Researchers train algorithms to fill in blanks in sentences in the case of the text. On the other hand, speech models must learn an inventory of essential speech sounds, like forecasting missing sounds. In computer vision, models are frequently taught to assign comparable representations to a color image of a cow, and the same image flipped upside down, allowing them to correlate the two far more closely than they would with an unrelated image like a duck. 

For each modality, algorithms anticipate distinct units: pixels or visual tokens for images, words for the text, and learned sound inventories for voice. Because a collection of pixels differs significantly from an audio waveform or a passage of text, algorithm creation has been related to a particular modality. This means that algorithms in each modality continue to work differently. 

Data2vec makes this easier by teaching models to anticipate their own representations of the incoming data, regardless of mode. Instead of predicting visual tokens, phrases, or sounds, a single algorithm may work with completely different sorts of input by focusing on these representations — the layers of a neural network.

This eliminates the learning task’s reliance on modality-specific targets.

It was necessary to define a robust normalization of the features for the job that would be trustworthy in different modalities to directly predict representations. 

The method starts by computing target representations from an image, a piece of text, or a voice utterance using a teacher network.
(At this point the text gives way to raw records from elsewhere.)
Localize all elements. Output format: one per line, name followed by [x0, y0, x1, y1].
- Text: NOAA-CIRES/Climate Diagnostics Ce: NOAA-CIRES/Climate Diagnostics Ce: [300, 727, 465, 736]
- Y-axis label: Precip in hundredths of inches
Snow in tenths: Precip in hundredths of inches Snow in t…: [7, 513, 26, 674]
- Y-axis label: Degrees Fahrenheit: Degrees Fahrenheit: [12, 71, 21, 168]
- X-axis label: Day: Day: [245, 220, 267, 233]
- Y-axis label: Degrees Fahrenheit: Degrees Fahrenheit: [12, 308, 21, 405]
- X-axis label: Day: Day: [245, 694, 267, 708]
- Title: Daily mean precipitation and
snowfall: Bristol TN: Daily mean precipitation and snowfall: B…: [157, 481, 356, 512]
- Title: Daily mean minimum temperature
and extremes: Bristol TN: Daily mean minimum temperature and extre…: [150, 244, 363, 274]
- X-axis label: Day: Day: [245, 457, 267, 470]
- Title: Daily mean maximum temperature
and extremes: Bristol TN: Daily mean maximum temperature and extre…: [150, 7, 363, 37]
After that, a portion of the input was masked and repeated with a student network, which predicts the teacher’s latent representations. Even though it only has a partial view of the data, the student model must predict accurate input data.

The instructor network is identical to the student network, except with somewhat out-of-date weights. 

The method was tested on the primary ImageNet computer vision benchmark, and it outperformed existing processes for a variety of model sizes. It surpassed wav2vec 2.0 and HuBERT, two previous Meta AI self-supervised voice algorithms. It was put through its paces on the popular GLUE benchmark suite for text, and it came out on par with RoBERTa, a reimplementation of BERT. 

In the direction of machines that learn by seeing the world around them

While self-supervised learning has made significant progress in computer vision, movies, and other individual modalities, the primary idea behind this technique is to learn more broadly:

AI should learn to perform various tasks, including entirely new ones.

A machine that can recognize animals from its training data and adapt to recognize new creatures if we describe their appearance.

Data2vec shows that the same self-supervised algorithm may perform well in various modalities, often outperforming the best-known algorithms. 

This paves the path for more widespread self-supervised learning, bringing us closer to a day where AI can learn about complex subjects like soccer or multiple ways to bake bread using movies, articles, and audio recordings.

Data2vec will help us get closer to a world where computers just need a small amount of labeled data to complete jobs. Data2vec is a crucial step toward more generic AI because it is difficult, if not impossible, to collect annotated samples — for example, to train speech recognition models for thousands of languages.